Choosing to include Tuskegee University into my project was a no-brainer. Tuskegee University— which at its founding as the Tuskegee Institute was built on a former 100-acre plantation—is the epitome of historic preservation efforts in the HBCU world. The University has an extensive partnership with the National Park Service, which designated the campus as the Tuskegee Institute National Historic Site in 1974. This partnership allowed the institution to restore and maintain historical spaces on its campus, such as Booker T. Washington’s home “The Oaks,” which is currently being renovated.
Today, the only antebellum property remaining is the President’s house “Grey Columns,” which originally served as the center of a 5,000-acre cotton plantation owned by the Varner family. The mansion remained in the family until it was acquired by the National Park Service in 1974, and it was only until the the 1980s that it was repurposed as the Grey Columns Presidential Home.
Tuskegee serves as a great example of the historic preservation opportunities that other HBCUs can take advantage of that both reflect the ingenuity of its founders at a time of segregation and discrimination.
How HBCUs Lead the Way
While visiting these three institutions, I gained a deeper admiration for how Black people in this country continually do more with less.
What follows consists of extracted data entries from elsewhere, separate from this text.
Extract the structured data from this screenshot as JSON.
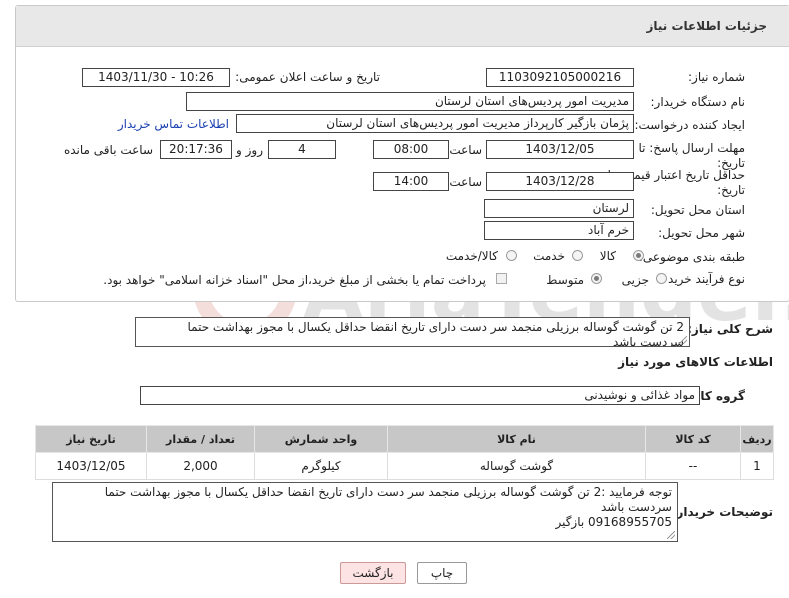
{
  "header": {
    "title": "جزئیات اطلاعات نیاز"
  },
  "fields": {
    "need_number_label": "شماره نیاز:",
    "need_number": "1103092105000216",
    "announce_label": "تاریخ و ساعت اعلان عمومی:",
    "announce_value": "1403/11/30 - 10:26",
    "buyer_label": "نام دستگاه خریدار:",
    "buyer_value": "مدیریت امور پردیس‌های استان لرستان",
    "creator_label": "ایجاد کننده درخواست:",
    "creator_value": "پژمان بازگیر کارپرداز  مدیریت امور پردیس‌های استان لرستان",
    "contact_link": "اطلاعات تماس خریدار",
    "deadline_label": "مهلت ارسال پاسخ: تا تاریخ:",
    "deadline_date": "1403/12/05",
    "time_label": "ساعت",
    "deadline_time": "08:00",
    "days_value": "4",
    "day_and_label": "روز و",
    "remaining_time": "20:17:36",
    "remaining_label": "ساعت باقی مانده",
    "validity_label": "حداقل تاریخ اعتبار قیمت: تا تاریخ:",
    "validity_date": "1403/12/28",
    "validity_time": "14:00",
    "province_label": "استان محل تحویل:",
    "province_value": "لرستان",
    "city_label": "شهر محل تحویل:",
    "city_value": "خرم آباد",
    "category_label": "طبقه بندی موضوعی:",
    "category_goods": "کالا",
    "category_service": "خدمت",
    "category_both": "کالا/خدمت",
    "process_label": "نوع فرآیند خرید :",
    "process_minor": "جزیی",
    "process_medium": "متوسط",
    "payment_note": "پرداخت تمام یا بخشی از مبلغ خرید،از محل \"اسناد خزانه اسلامی\" خواهد بود."
  },
  "description": {
    "label": "شرح کلی نیاز:",
    "text": "2 تن گوشت گوساله  برزیلی  منجمد سر دست دارای تاریخ انقضا حداقل یکسال با مجوز بهداشت  حتما سردست باشد"
  },
  "goods_section": {
    "title": "اطلاعات کالاهای مورد نیاز",
    "group_label": "گروه کالا:",
    "group_value": "مواد غذائی و نوشیدنی"
  },
  "table": {
    "headers": [
      "ردیف",
      "کد کالا",
      "نام کالا",
      "واحد شمارش",
      "تعداد / مقدار",
      "تاریخ نیاز"
    ],
    "rows": [
      [
        "1",
        "--",
        "گوشت گوساله",
        "کیلوگرم",
        "2,000",
        "1403/12/05"
      ]
    ]
  },
  "buyer_notes": {
    "label": "توضیحات خریدار:",
    "line1": "توجه فرمایید :2 تن گوشت گوساله  برزیلی  منجمد سر دست دارای تاریخ انقضا حداقل یکسال با مجوز بهداشت  حتما",
    "line2": "سردست باشد",
    "line3": "09168955705 بازگیر"
  },
  "buttons": {
    "print": "چاپ",
    "back": "بازگشت"
  },
  "watermark": {
    "text": "AriaTender.neT"
  }
}
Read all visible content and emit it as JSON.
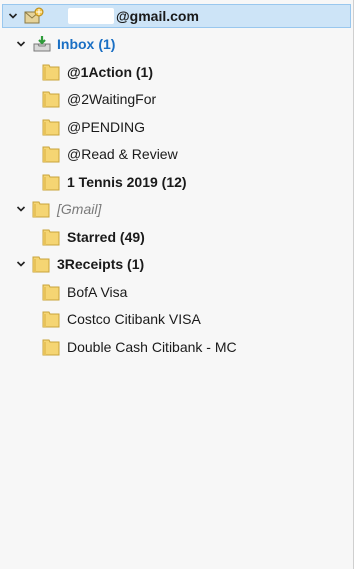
{
  "account": {
    "email_suffix": "@gmail.com",
    "icon": "mail-account-icon"
  },
  "folders": {
    "inbox": {
      "label": "Inbox",
      "count": "(1)",
      "icon": "inbox-icon"
    },
    "action": "@1Action (1)",
    "waiting": "@2WaitingFor",
    "pending": "@PENDING",
    "read_review": "@Read & Review",
    "tennis": "1 Tennis 2019 (12)",
    "gmail": "[Gmail]",
    "starred": "Starred (49)",
    "receipts": "3Receipts (1)",
    "bofa": "BofA Visa",
    "costco": "Costco Citibank VISA",
    "double_cash": "Double Cash Citibank - MC"
  },
  "colors": {
    "selection_bg": "#cde4f7",
    "selection_border": "#99c7ee",
    "inbox_text": "#1a6fc4",
    "folder_fill": "#f5d573"
  }
}
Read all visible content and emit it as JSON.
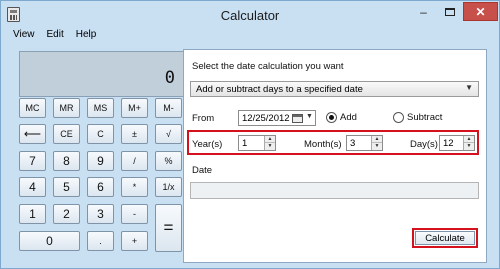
{
  "window": {
    "title": "Calculator",
    "minimize": "–",
    "close": "✕"
  },
  "menu": [
    "View",
    "Edit",
    "Help"
  ],
  "display": {
    "value": "0"
  },
  "keys": {
    "mc": "MC",
    "mr": "MR",
    "ms": "MS",
    "mplus": "M+",
    "mminus": "M-",
    "back": "⟵",
    "ce": "CE",
    "c": "C",
    "plusminus": "±",
    "sqrt": "√",
    "n7": "7",
    "n8": "8",
    "n9": "9",
    "div": "/",
    "pct": "%",
    "n4": "4",
    "n5": "5",
    "n6": "6",
    "mul": "*",
    "recip": "1/x",
    "n1": "1",
    "n2": "2",
    "n3": "3",
    "sub": "-",
    "eq": "=",
    "n0": "0",
    "dot": ".",
    "add": "+"
  },
  "date_calc": {
    "heading": "Select the date calculation you want",
    "mode": "Add or subtract days to a specified date",
    "from_label": "From",
    "from_value": "12/25/2012",
    "add_label": "Add",
    "subtract_label": "Subtract",
    "years_label": "Year(s)",
    "years_value": "1",
    "months_label": "Month(s)",
    "months_value": "3",
    "days_label": "Day(s)",
    "days_value": "12",
    "date_label": "Date",
    "result_value": "",
    "calculate_label": "Calculate"
  }
}
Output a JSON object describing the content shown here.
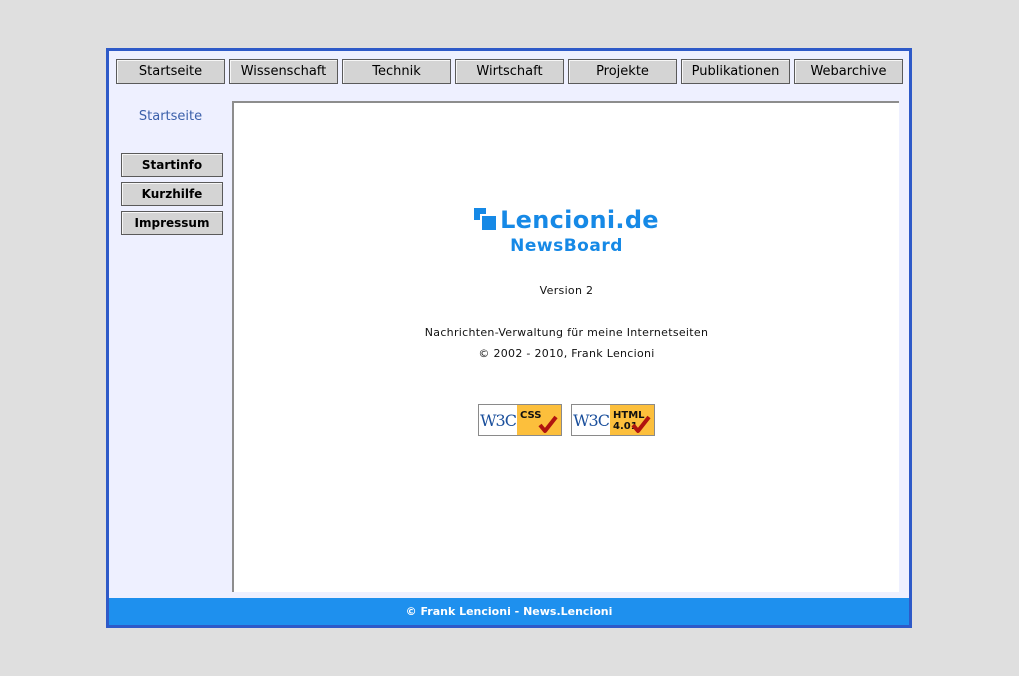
{
  "topnav": {
    "items": [
      {
        "label": "Startseite"
      },
      {
        "label": "Wissenschaft"
      },
      {
        "label": "Technik"
      },
      {
        "label": "Wirtschaft"
      },
      {
        "label": "Projekte"
      },
      {
        "label": "Publikationen"
      },
      {
        "label": "Webarchive"
      }
    ]
  },
  "sidebar": {
    "title": "Startseite",
    "items": [
      {
        "label": "Startinfo"
      },
      {
        "label": "Kurzhilfe"
      },
      {
        "label": "Impressum"
      }
    ]
  },
  "main": {
    "logo_text": "Lencioni.de",
    "logo_icon": "overlapping-squares-icon",
    "logo_subtitle": "NewsBoard",
    "version": "Version 2",
    "description": "Nachrichten-Verwaltung für meine Internetseiten",
    "copyright": "© 2002 - 2010, Frank Lencioni",
    "badges": [
      {
        "logo": "W3C",
        "label": "CSS",
        "icon": "checkmark-icon"
      },
      {
        "logo": "W3C",
        "label": "HTML 4.01",
        "icon": "checkmark-icon"
      }
    ]
  },
  "footer": {
    "text": "© Frank Lencioni - News.Lencioni"
  },
  "colors": {
    "frame_border": "#2e5ac8",
    "brand_blue": "#1689e6",
    "footer_bg": "#1e90ee",
    "page_bg": "#dfdfdf",
    "sidebar_bg": "#eef0ff",
    "badge_accent": "#fcbf3c"
  }
}
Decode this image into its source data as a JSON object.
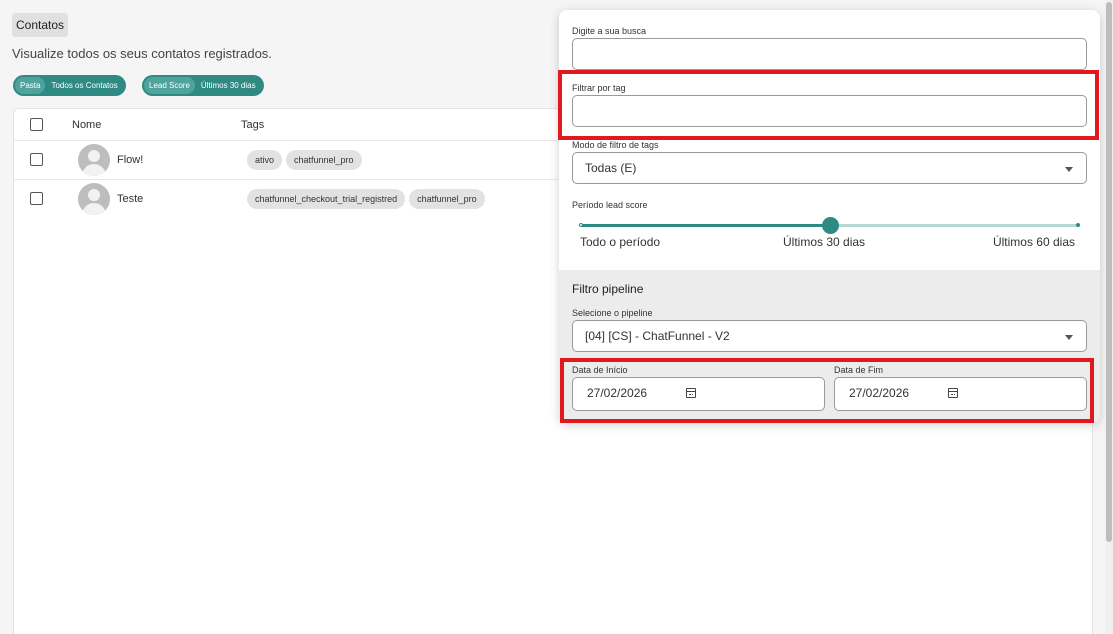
{
  "header": {
    "title": "Contatos",
    "subtitle": "Visualize todos os seus contatos registrados."
  },
  "filter_chips": [
    {
      "key": "Pasta",
      "value": "Todos os Contatos"
    },
    {
      "key": "Lead Score",
      "value": "Últimos 30 dias"
    }
  ],
  "table": {
    "columns": [
      "Nome",
      "Tags"
    ],
    "rows": [
      {
        "name": "Flow!",
        "tags": [
          "ativo",
          "chatfunnel_pro"
        ]
      },
      {
        "name": "Teste",
        "tags": [
          "chatfunnel_checkout_trial_registred",
          "chatfunnel_pro"
        ]
      }
    ]
  },
  "panel": {
    "search": {
      "label": "Digite a sua busca",
      "value": ""
    },
    "tag_filter": {
      "label": "Filtrar por tag",
      "value": ""
    },
    "tag_mode": {
      "label": "Modo de filtro de tags",
      "value": "Todas (E)"
    },
    "lead_score": {
      "label": "Período lead score",
      "marks": [
        "Todo o período",
        "Últimos 30 dias",
        "Últimos 60 dias"
      ],
      "selected_index": 1,
      "fraction": 0.5
    },
    "pipeline": {
      "section_title": "Filtro pipeline",
      "select_label": "Selecione o pipeline",
      "value": "[04] [CS] - ChatFunnel - V2"
    },
    "dates": {
      "start_label": "Data de Início",
      "start_value": "27/02/2026",
      "end_label": "Data de Fim",
      "end_value": "27/02/2026"
    }
  },
  "colors": {
    "accent": "#2f8a84",
    "highlight": "#e0191f"
  }
}
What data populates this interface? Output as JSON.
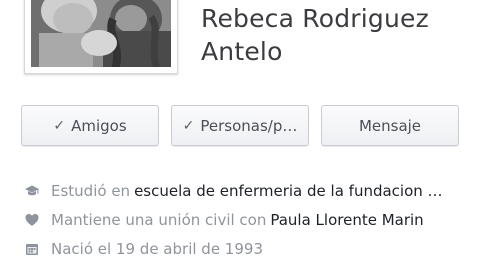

The funding gap between HBCUs and predominately white institutions (PWIs) continues to grow, yet HBCUs continue to lead the way in producing some of America’s greatest Black scholars. During my visit, I was most impressed with the student-led projects stemming from Tougaloo College and Tuskegee University.
Tougaloo has an art gallery that is geared towards honoring the contribution Tougaloo College made during the Civil Rights Movement. Students were involved in researching and selecting the pieces that would be placed in the gallery. Similarly, Tuskegee has engaged its students through researching former buildings that no longer exist on campus to construct a virtual campus tour. People will be able to tour the campus and learn more about the buildings as they existed since the establishment of Tuskegee.
Stillman College is mindful of its mission and is planning to restore one of its oldest buildings on campus, Winsbourgh Hall, for the purpose of community engagement. The current president, Dr. Cynthia Warrick, announced the assisted living community for senior citizens living in the Tuscaloosa community will be built in Winsbourgh Hall. This not only creates an opportunity for the public, but also for the students who will be able to get hands-on training at the center.
All this great work at HBCUs continues to keep these institutions relevant, not only for the communities they serve, but for society at large. Opportunities for expansion into the communities are widespread including engaging with the tourism industry, a key focus of my Stillman project. Another example is the art gallery at Tougaloo which is a must see for people visiting the Jackson area. Promotion of the art gallery encourages visitation and encourages people to not only learn about the gallery itself, but the institution.
It is my hope that my projects continue the discussions of historic preservation work at HBCUs. These are sacred spaces that must be preserved and honored. There is room for expansion of these projects, and I hope to see HBCUs collaborate with one another to adopt successful models that can lead to these institutions receiving the visibility they rightfully deserve.